Aber beginnen wir mit den näherliegenden Fakten, bevor wir darauf zurückkommen.

Ricochet und Whirlpool – an sich nicht illegal

Samourai gibt den Usern zwei Werkzeuge zur Hand, um ihre Privatsphäre zu verbessern: Ricochet erlaubt es, zusätzliche Transaktions-Sprünge einzufügen, was es etwa für Börsen schwieriger macht, beweisbar nachzuvollziehen, aus welchen Quellen Bitcoins stammen.

Whirlpool hingegen ist ein dezentraler Mixer. Die User können die Bitcoins in ihrer Samourai-Wallet in einen Pool hinein legen und aus diesem entnehmen. Ein externer Beobachter kann im Idealfall Einlage und Ausgabe nicht verbinden, und wenn, dann nur mühsam und mit hoher Ungewissheit.

Zunächst sollte daran nichts illegal sein. Eine Software zu entwickeln und zu verwalten, ist nach den gängigen Gesetzen und Vorschriften weder in der EU noch in den USA illegal. Daher fallen weder die Hersteller von Hardware-Wallets noch die Entwickler von Software-Wallets unter ein regulatorisches Regime, und es herrscht ein relativ weitreichender Konsens, dass dem so bleiben sollte.

Ohne weitergehende Vorwürfe dürfte die Anklage also ziemlich fragil sein.

Mit einem Server bewusst Geldwäsche zugelassen

Die Samourai-Entwickler haben offenbar die Grenze zwischen Software und Dienstleistung nicht klar genug gezogen. Sowohl bei Whirlpool als auch Ricochet war ein zentraler Server involviert. Bei Whirlpool verwaltete er den Liquiditätspool, bei Ricochet komponierte er Transaktionsketten.
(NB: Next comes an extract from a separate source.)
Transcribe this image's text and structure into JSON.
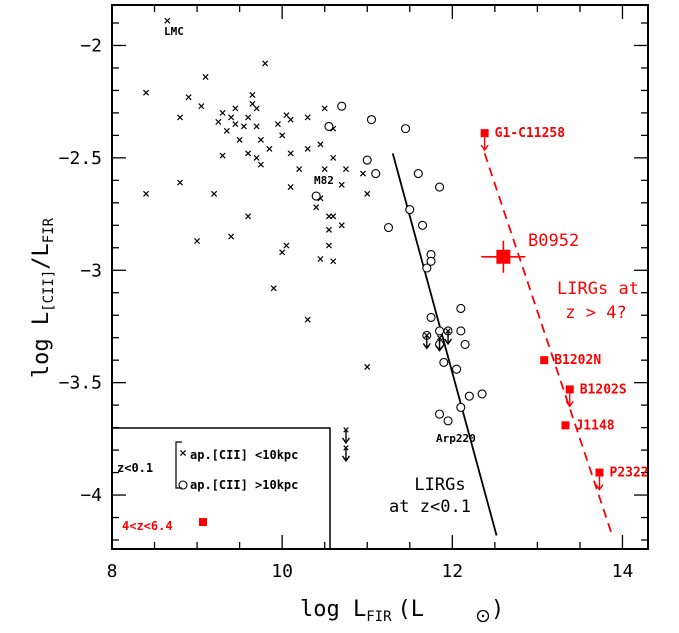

Beide Server wurden vom Samourai-Team betrieben, aus beiden haben die Entwickler Gebühren bezogen, von Whirlpool insgesamt drei, von Ricochet eine Million Dollar. Teile der Einnahmen der Entwickler liegen als Liquidität in Whirlpool, wo sie aus Gebühren weitere Einnahmen erwirtschaften.
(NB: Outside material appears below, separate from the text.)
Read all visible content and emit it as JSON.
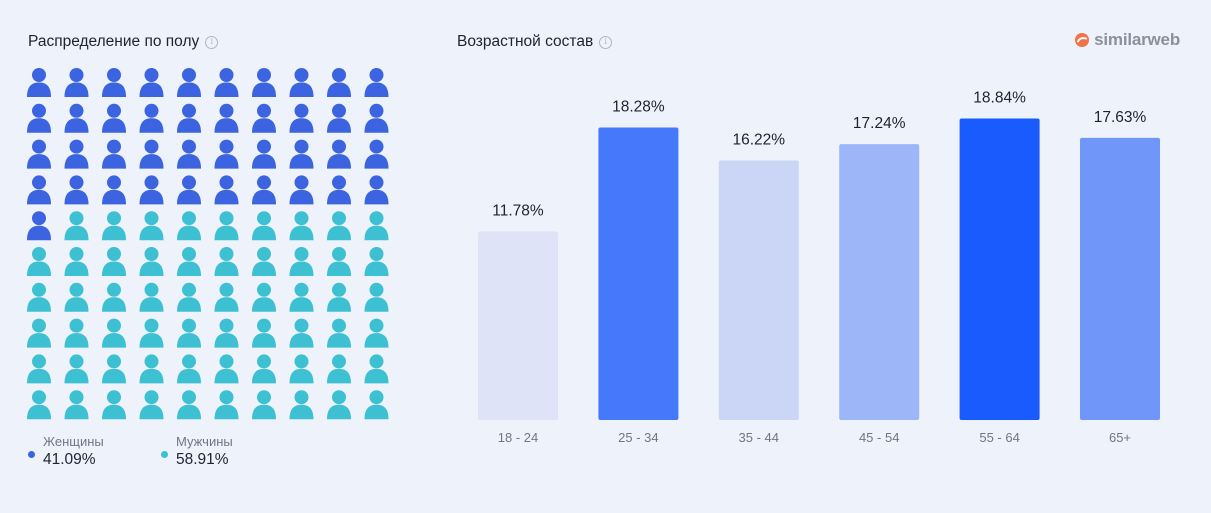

Indem Samourai also einen Server betrieb, wurde es zum aktiven Teilnehmer der Transaktionsverschleierung. Indem es zudem Gebühren vereinnahmte, machte es dies in unternehmerischer Absicht.

Erschwerend kommt für Samourai hinzu, dass die Gründer offenbar gewusst haben, dass ihre Software verwendet wird, um kriminelle Gelder zu waschen. Sie haben dies nicht nur wissentlich zugelassen, sondern ausdrücklich befördert. Mal haben sie auf Twitter neue russische Oligarchen begrüßt, nachdem die EU und die USA Sanktionen verhängt haben; ein andermal hat ein Samurai-Entwickler in einem privaten Chat erklärt, dass man sich auf schwarzen und grauen Märkten konzentriere; dann fordern sie Nazis auf, ihre Wallet zu verwenden, brüsten sich in Werbematerialien damit, Einnahmen aus der Geldwäsche von schwarzen und grauen Märkten zu beziehen, und so weiter.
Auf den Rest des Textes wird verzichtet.